Lago di Lei (Lombard: Lach de Lei) is a reservoir in the Valle di Lei, powering the Hinterrhein storage power stations. The reservoir is entirely in Italy, the barrage was built on Italian territory. Actually in map there is a wrong border with Switzerland (municipality of Ferrera, Grisons) because on 1955 , after diplomatic talks, the Italian plenipotentiary VISENTINI, did not sign the exchange of correspondence with his Swiss counterpart, as at the time there was still prison for those who violated art. 1 of the Italian forestry law. The dam is operated by Kraftwerke Hinterrhein.
The waters of the lake are the only waters in Italian territory that drain to the North Sea, being part of the Rhine's drainage basin. Other waters of Italy that do not flow to the Mediterranean Sea are found in the valley of Livigno, valley of Sexten, Puster Valley east of Innichen, and most of the waters of the municipality of Tarvisio east of Sella Nevea: all these waters flow to the Black Sea through the basin of the Danube.

The lake is part of the collective domain, of 5000 hectares, of the mountain family community of the Val di Lei 's alps and pastures, whose property rights and possession are managed and administered by the body with legal personality under private law: 'Soc. Val di Lei'.

The lake is currently leased (for 80 yrs.) to the Swiss electricity company KHR under a negotiated agreement in favour of the third party (Decreto del Presidente della Repubblica, Div. X, n. 9033, 21 December 1955).

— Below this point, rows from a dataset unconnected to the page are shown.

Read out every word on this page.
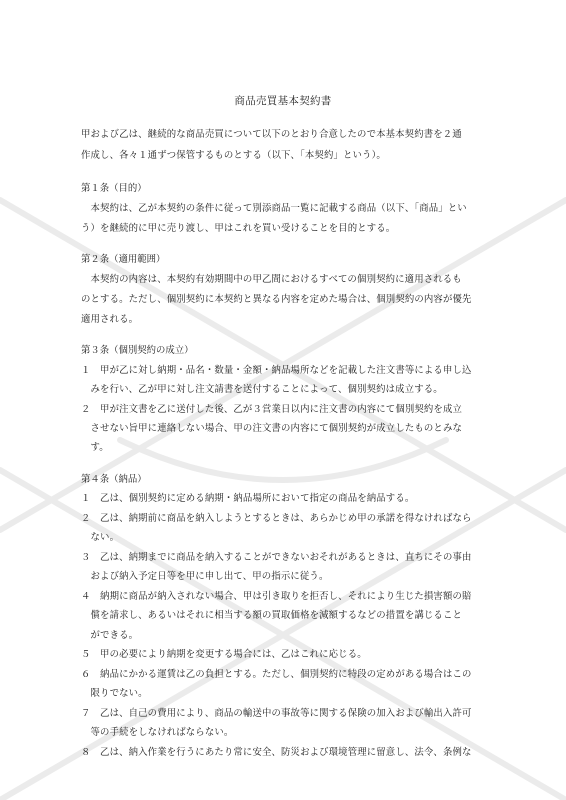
商品売買基本契約書
甲および乙は、継続的な商品売買について以下のとおり合意したので本基本契約書を２通
作成し、各々１通ずつ保管するものとする（以下、「本契約」という）。
第１条（目的）
　本契約は、乙が本契約の条件に従って別添商品一覧に記載する商品（以下、「商品」とい
う）を継続的に甲に売り渡し、甲はこれを買い受けることを目的とする。
第２条（適用範囲）
　本契約の内容は、本契約有効期間中の甲乙間におけるすべての個別契約に適用されるも
のとする。ただし、個別契約に本契約と異なる内容を定めた場合は、個別契約の内容が優先
適用される。
第３条（個別契約の成立）
１　甲が乙に対し納期・品名・数量・金額・納品場所などを記載した注文書等による申し込
　みを行い、乙が甲に対し注文請書を送付することによって、個別契約は成立する。
２　甲が注文書を乙に送付した後、乙が３営業日以内に注文書の内容にて個別契約を成立
　させない旨甲に連絡しない場合、甲の注文書の内容にて個別契約が成立したものとみな
　す。
第４条（納品）
１　乙は、個別契約に定める納期・納品場所において指定の商品を納品する。
２　乙は、納期前に商品を納入しようとするときは、あらかじめ甲の承諾を得なければなら
　ない。
３　乙は、納期までに商品を納入することができないおそれがあるときは、直ちにその事由
　および納入予定日等を甲に申し出て、甲の指示に従う。
４　納期に商品が納入されない場合、甲は引き取りを拒否し、それにより生じた損害額の賠
　償を請求し、あるいはそれに相当する額の買取価格を減額するなどの措置を講じること
　ができる。
５　甲の必要により納期を変更する場合には、乙はこれに応じる。
６　納品にかかる運賃は乙の負担とする。ただし、個別契約に特段の定めがある場合はこの
　限りでない。
７　乙は、自己の費用により、商品の輸送中の事故等に関する保険の加入および輸出入許可
　等の手続をしなければならない。
８　乙は、納入作業を行うにあたり常に安全、防災および環境管理に留意し、法令、条例な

There is a dispute between 'Soc. Val Di Lei', Italian Republic and Swiss Confederation, as boundary on maps does not correspond to legal situation of the private property, which also includes the dam.

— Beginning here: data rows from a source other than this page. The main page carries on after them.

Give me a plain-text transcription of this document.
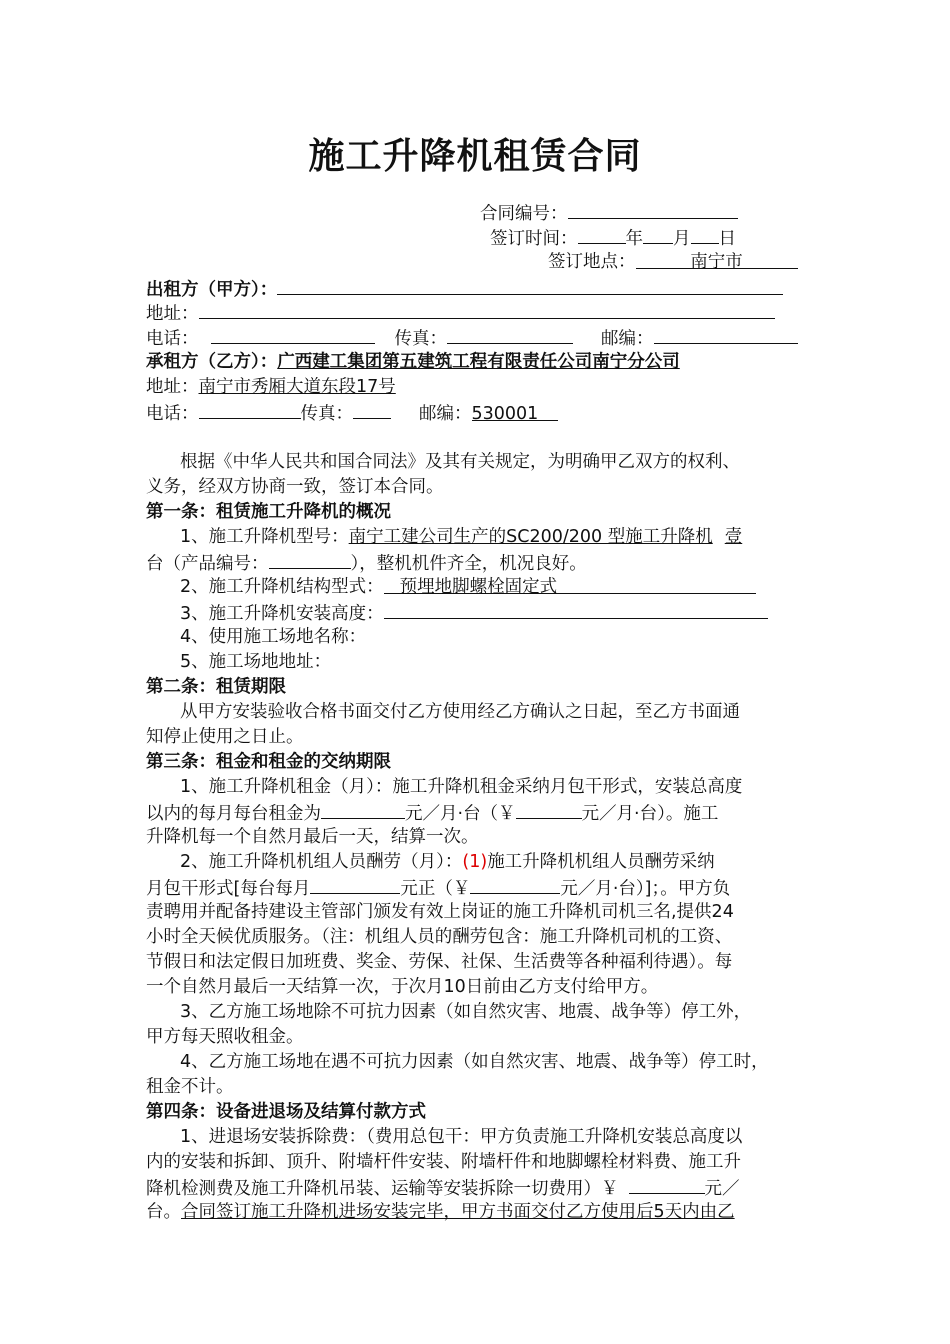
施工升降机租赁合同
合同编号：
签订时间：	年 月 日
签订地点：	南宁市
出租方（甲方）：
地址：
电话：	传真：	邮编：
承租方（乙方）：广西建工集团第五建筑工程有限责任公司南宁分公司
地址：南宁市秀厢大道东段17号
电话：	传真：	邮编：530001
根据《中华人民共和国合同法》及其有关规定，为明确甲乙双方的权利、
义务，经双方协商一致，签订本合同。
第一条：租赁施工升降机的概况
1、施工升降机型号：南宁工建公司生产的SC200/200 型施工升降机 壹
台（产品编号：	），整机机件齐全，机况良好。
2、施工升降机结构型式： 预埋地脚螺栓固定式
3、施工升降机安装高度：
4、使用施工场地名称：
5、施工场地地址：
第二条：租赁期限
从甲方安装验收合格书面交付乙方使用经乙方确认之日起，至乙方书面通
知停止使用之日止。
第三条：租金和租金的交纳期限
1、施工升降机租金（月）：施工升降机租金采纳月包干形式，安装总高度
以内的每月每台租金为	元／月·台（￥	元／月·台）。施工
升降机每一个自然月最后一天，结算一次。
2、施工升降机机组人员酬劳（月）：(1)施工升降机机组人员酬劳采纳
月包干形式[每台每月	元正（￥	元／月·台）]；。甲方负
责聘用并配备持建设主管部门颁发有效上岗证的施工升降机司机三名,提供24
小时全天候优质服务。（注：机组人员的酬劳包含：施工升降机司机的工资、
节假日和法定假日加班费、奖金、劳保、社保、生活费等各种福利待遇）。每
一个自然月最后一天结算一次，于次月10日前由乙方支付给甲方。
3、乙方施工场地除不可抗力因素（如自然灾害、地震、战争等）停工外，
甲方每天照收租金。
4、乙方施工场地在遇不可抗力因素（如自然灾害、地震、战争等）停工时，
租金不计。
第四条：设备进退场及结算付款方式
1、进退场安装拆除费：（费用总包干：甲方负责施工升降机安装总高度以
内的安装和拆卸、顶升、附墙杆件安装、附墙杆件和地脚螺栓材料费、施工升
降机检测费及施工升降机吊装、运输等安装拆除一切费用）￥	元／
台。合同签订施工升降机进场安装完毕，甲方书面交付乙方使用后5天内由乙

Basically, the Convention on Borders is null and void because it is contra-legem. In fact, the private property of the mountain family community cannot be divided, because by law it cannot be divided or alienable and it is not prescriptive, with perpetual agro-forestry-pastoral use, moreover, there is no reciprocity on agricultural land with Switzerland for a possible compensation with Swiss territory.

Lake, technically, is a reservoir that uses waters of Reno di Lei stream to produce electricity in Switzerland.